The museum has only a single photograph of the statue on display at WAM, an image made around 1911, Corrales-Diaz said. She asked an intern to search the archives for any other photographs, but none were found. It went into storage at some point, possibly the 1930s, and there it has remained for about 80 years.
Now that it’s in the Jeppson Lab, museum visitors will be able to watch while Paula Artal-Isbrand, WAM’s objects conservator, works to make it exhibition-ready. It will be a painstaking process. To clean the surface, she will work mostly with scientifically formulated gel-based cleaning agents that gently lift grease and grime so it can be removed with brushes and cotton pads. Some parts may require further cleaning with lasers.
When the work is done, another move will be needed since the Jeppson Idea Lab is not the statue’s final location.

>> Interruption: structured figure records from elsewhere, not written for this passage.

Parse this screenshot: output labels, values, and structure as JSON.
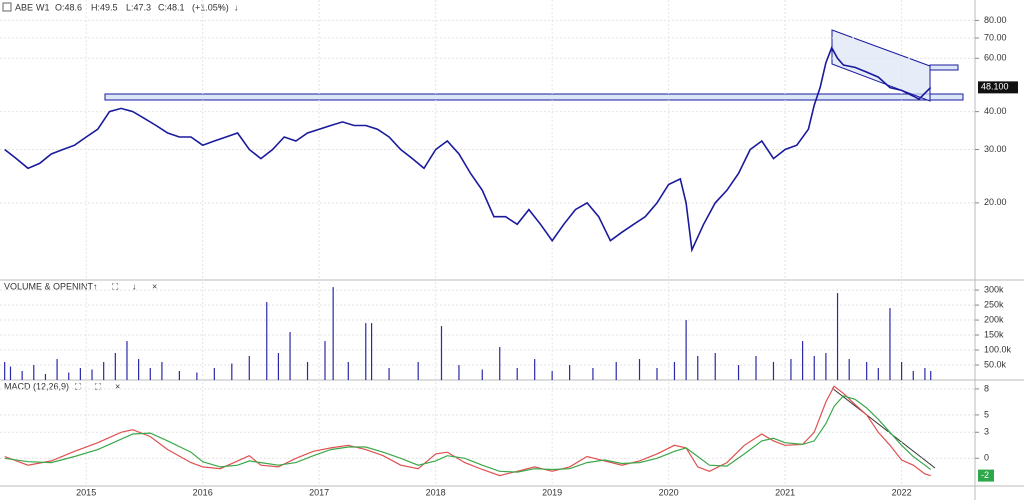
{
  "header": {
    "timeframe": "W1",
    "open": "O:48.6",
    "high": "H:49.5",
    "low": "L:47.3",
    "close": "C:48.1",
    "change": "(+1.05%)"
  },
  "controls": {
    "up": "↑",
    "expand": "⛶",
    "down": "↓",
    "close": "×"
  },
  "chart_data": [
    {
      "type": "line",
      "log_scale": true,
      "grid": true,
      "x": [
        2014.3,
        2014.4,
        2014.5,
        2014.6,
        2014.7,
        2014.8,
        2014.9,
        2015.0,
        2015.1,
        2015.2,
        2015.3,
        2015.4,
        2015.5,
        2015.6,
        2015.7,
        2015.8,
        2015.9,
        2016.0,
        2016.1,
        2016.2,
        2016.3,
        2016.4,
        2016.5,
        2016.6,
        2016.7,
        2016.8,
        2016.9,
        2017.0,
        2017.1,
        2017.2,
        2017.3,
        2017.4,
        2017.5,
        2017.6,
        2017.7,
        2017.8,
        2017.9,
        2018.0,
        2018.1,
        2018.2,
        2018.3,
        2018.4,
        2018.5,
        2018.6,
        2018.7,
        2018.8,
        2018.9,
        2019.0,
        2019.1,
        2019.2,
        2019.3,
        2019.4,
        2019.5,
        2019.6,
        2019.7,
        2019.8,
        2019.9,
        2020.0,
        2020.1,
        2020.15,
        2020.2,
        2020.3,
        2020.4,
        2020.5,
        2020.6,
        2020.7,
        2020.8,
        2020.9,
        2021.0,
        2021.1,
        2021.2,
        2021.25,
        2021.3,
        2021.35,
        2021.4,
        2021.45,
        2021.5,
        2021.6,
        2021.7,
        2021.8,
        2021.9,
        2022.0,
        2022.1,
        2022.15,
        2022.2,
        2022.25
      ],
      "series": [
        {
          "name": "ABE",
          "color": "#1a1a9e",
          "values": [
            30,
            28,
            26,
            27,
            29,
            30,
            31,
            33,
            35,
            40,
            41,
            40,
            38,
            36,
            34,
            33,
            33,
            31,
            32,
            33,
            34,
            30,
            28,
            30,
            33,
            32,
            34,
            35,
            36,
            37,
            36,
            36,
            35,
            33,
            30,
            28,
            26,
            30,
            32,
            29,
            25,
            22,
            18,
            18,
            17,
            19,
            17,
            15,
            17,
            19,
            20,
            18,
            15,
            16,
            17,
            18,
            20,
            23,
            24,
            20,
            14,
            17,
            20,
            22,
            25,
            30,
            32,
            28,
            30,
            31,
            35,
            42,
            48,
            58,
            65,
            60,
            57,
            56,
            54,
            52,
            48,
            47,
            45,
            44,
            46,
            48.1
          ]
        }
      ],
      "xlim": [
        2014.26,
        2022.63
      ],
      "xticks": [
        2015,
        2016,
        2017,
        2018,
        2019,
        2020,
        2021,
        2022
      ],
      "ylim": [
        11.3,
        84
      ],
      "yticks": [
        {
          "value": 20,
          "label": "20.00"
        },
        {
          "value": 30,
          "label": "30.00"
        },
        {
          "value": 40,
          "label": "40.00"
        },
        {
          "value": 60,
          "label": "60.00"
        },
        {
          "value": 70,
          "label": "70.00"
        },
        {
          "value": 80,
          "label": "80.00"
        }
      ],
      "last_value": {
        "value": 48.1,
        "label": "48.100"
      }
    },
    {
      "type": "bar",
      "title": "VOLUME & OPENINT",
      "color": "#2a2aa8",
      "grid": true,
      "x": [
        2014.3,
        2014.35,
        2014.45,
        2014.55,
        2014.65,
        2014.75,
        2014.85,
        2014.95,
        2015.05,
        2015.15,
        2015.25,
        2015.35,
        2015.45,
        2015.55,
        2015.65,
        2015.8,
        2015.95,
        2016.1,
        2016.25,
        2016.4,
        2016.55,
        2016.65,
        2016.75,
        2016.9,
        2017.05,
        2017.12,
        2017.25,
        2017.4,
        2017.45,
        2017.6,
        2017.85,
        2018.05,
        2018.2,
        2018.4,
        2018.55,
        2018.7,
        2018.85,
        2019.0,
        2019.15,
        2019.35,
        2019.55,
        2019.75,
        2019.9,
        2020.05,
        2020.15,
        2020.25,
        2020.4,
        2020.6,
        2020.75,
        2020.9,
        2021.05,
        2021.15,
        2021.25,
        2021.35,
        2021.45,
        2021.55,
        2021.7,
        2021.8,
        2021.9,
        2022.0,
        2022.1,
        2022.2,
        2022.25
      ],
      "values": [
        60000,
        45000,
        30000,
        50000,
        20000,
        70000,
        25000,
        40000,
        35000,
        60000,
        90000,
        130000,
        70000,
        40000,
        60000,
        30000,
        25000,
        40000,
        55000,
        80000,
        260000,
        90000,
        160000,
        60000,
        130000,
        310000,
        60000,
        190000,
        190000,
        40000,
        60000,
        180000,
        50000,
        35000,
        110000,
        40000,
        70000,
        30000,
        50000,
        40000,
        60000,
        70000,
        40000,
        60000,
        200000,
        80000,
        90000,
        50000,
        80000,
        60000,
        70000,
        130000,
        80000,
        90000,
        290000,
        70000,
        60000,
        40000,
        240000,
        60000,
        30000,
        40000,
        30000
      ],
      "xlim": [
        2014.26,
        2022.63
      ],
      "xticks": [
        2015,
        2016,
        2017,
        2018,
        2019,
        2020,
        2021,
        2022
      ],
      "ylim": [
        0,
        327000
      ],
      "yticks": [
        {
          "value": 50000,
          "label": "50.0k"
        },
        {
          "value": 100000,
          "label": "100.0k"
        },
        {
          "value": 150000,
          "label": "150k"
        },
        {
          "value": 200000,
          "label": "200k"
        },
        {
          "value": 250000,
          "label": "250k"
        },
        {
          "value": 300000,
          "label": "300k"
        }
      ]
    },
    {
      "type": "line",
      "title": "MACD (12,26,9)",
      "grid": true,
      "x": [
        2014.3,
        2014.5,
        2014.7,
        2014.9,
        2015.1,
        2015.3,
        2015.4,
        2015.55,
        2015.7,
        2015.9,
        2016.0,
        2016.15,
        2016.3,
        2016.4,
        2016.5,
        2016.65,
        2016.8,
        2016.95,
        2017.1,
        2017.25,
        2017.4,
        2017.55,
        2017.7,
        2017.85,
        2018.0,
        2018.1,
        2018.25,
        2018.4,
        2018.55,
        2018.7,
        2018.85,
        2019.0,
        2019.15,
        2019.3,
        2019.45,
        2019.6,
        2019.75,
        2019.9,
        2020.05,
        2020.15,
        2020.25,
        2020.35,
        2020.5,
        2020.65,
        2020.8,
        2020.9,
        2021.0,
        2021.15,
        2021.25,
        2021.35,
        2021.42,
        2021.5,
        2021.6,
        2021.7,
        2021.8,
        2021.9,
        2022.0,
        2022.1,
        2022.2,
        2022.25
      ],
      "series": [
        {
          "color": "#e05050",
          "values": [
            0.2,
            -0.8,
            -0.3,
            0.8,
            1.8,
            3.0,
            3.3,
            2.5,
            1.0,
            -0.5,
            -1.0,
            -1.2,
            -0.3,
            0.3,
            -0.8,
            -1.0,
            0.0,
            0.8,
            1.2,
            1.5,
            1.0,
            0.3,
            -0.8,
            -1.2,
            0.5,
            0.7,
            -0.5,
            -1.3,
            -2.0,
            -1.5,
            -1.0,
            -1.5,
            -1.0,
            0.2,
            -0.3,
            -0.8,
            -0.3,
            0.5,
            1.5,
            1.2,
            -1.0,
            -1.5,
            -0.5,
            1.5,
            2.8,
            2.0,
            1.5,
            1.6,
            3.0,
            6.5,
            8.3,
            7.5,
            6.2,
            5.0,
            3.0,
            1.5,
            -0.2,
            -0.8,
            -1.8,
            -2.0
          ]
        },
        {
          "color": "#3aa84a",
          "values": [
            0.0,
            -0.4,
            -0.5,
            0.2,
            1.0,
            2.2,
            2.8,
            2.9,
            2.0,
            0.7,
            -0.4,
            -1.0,
            -0.8,
            -0.3,
            -0.5,
            -0.8,
            -0.5,
            0.3,
            1.0,
            1.3,
            1.3,
            0.7,
            0.0,
            -0.8,
            -0.3,
            0.3,
            0.0,
            -0.8,
            -1.5,
            -1.6,
            -1.2,
            -1.3,
            -1.2,
            -0.5,
            -0.2,
            -0.6,
            -0.5,
            0.0,
            0.8,
            1.2,
            0.2,
            -0.8,
            -0.9,
            0.5,
            2.0,
            2.3,
            1.8,
            1.6,
            2.0,
            4.0,
            6.0,
            7.2,
            6.8,
            5.8,
            4.5,
            3.0,
            1.5,
            0.2,
            -0.8,
            -1.3
          ]
        }
      ],
      "xlim": [
        2014.26,
        2022.63
      ],
      "xticks": [
        2015,
        2016,
        2017,
        2018,
        2019,
        2020,
        2021,
        2022
      ],
      "ylim": [
        -3.2,
        8.8
      ],
      "yticks": [
        0,
        3,
        5,
        8
      ],
      "last_value": -2
    }
  ]
}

In 2021, it will be moved into an exhibition gallery. “We had to make sure that the route from the Idea Lab down to the exhibition gallery has been thought out,” Salway said. “Then, also, that the floor in the exhibition gallery is going to be strong enough to take the weight of the sculpture, plus the carts that it’s mounted on, which is something like 5,000 pounds total weight.”
Moving the massive sculpture won’t be quite such a big, complicated production after that, Salway said, with a touch of relief in his voice. “The permanent cart that it will sit on has wheels and can be maneuvered around fairly easily,” he said. “So, if we do want to move it from that gallery at some point in the future, there’ll be a fairly straightforward process and we can do it ourselves, in house.”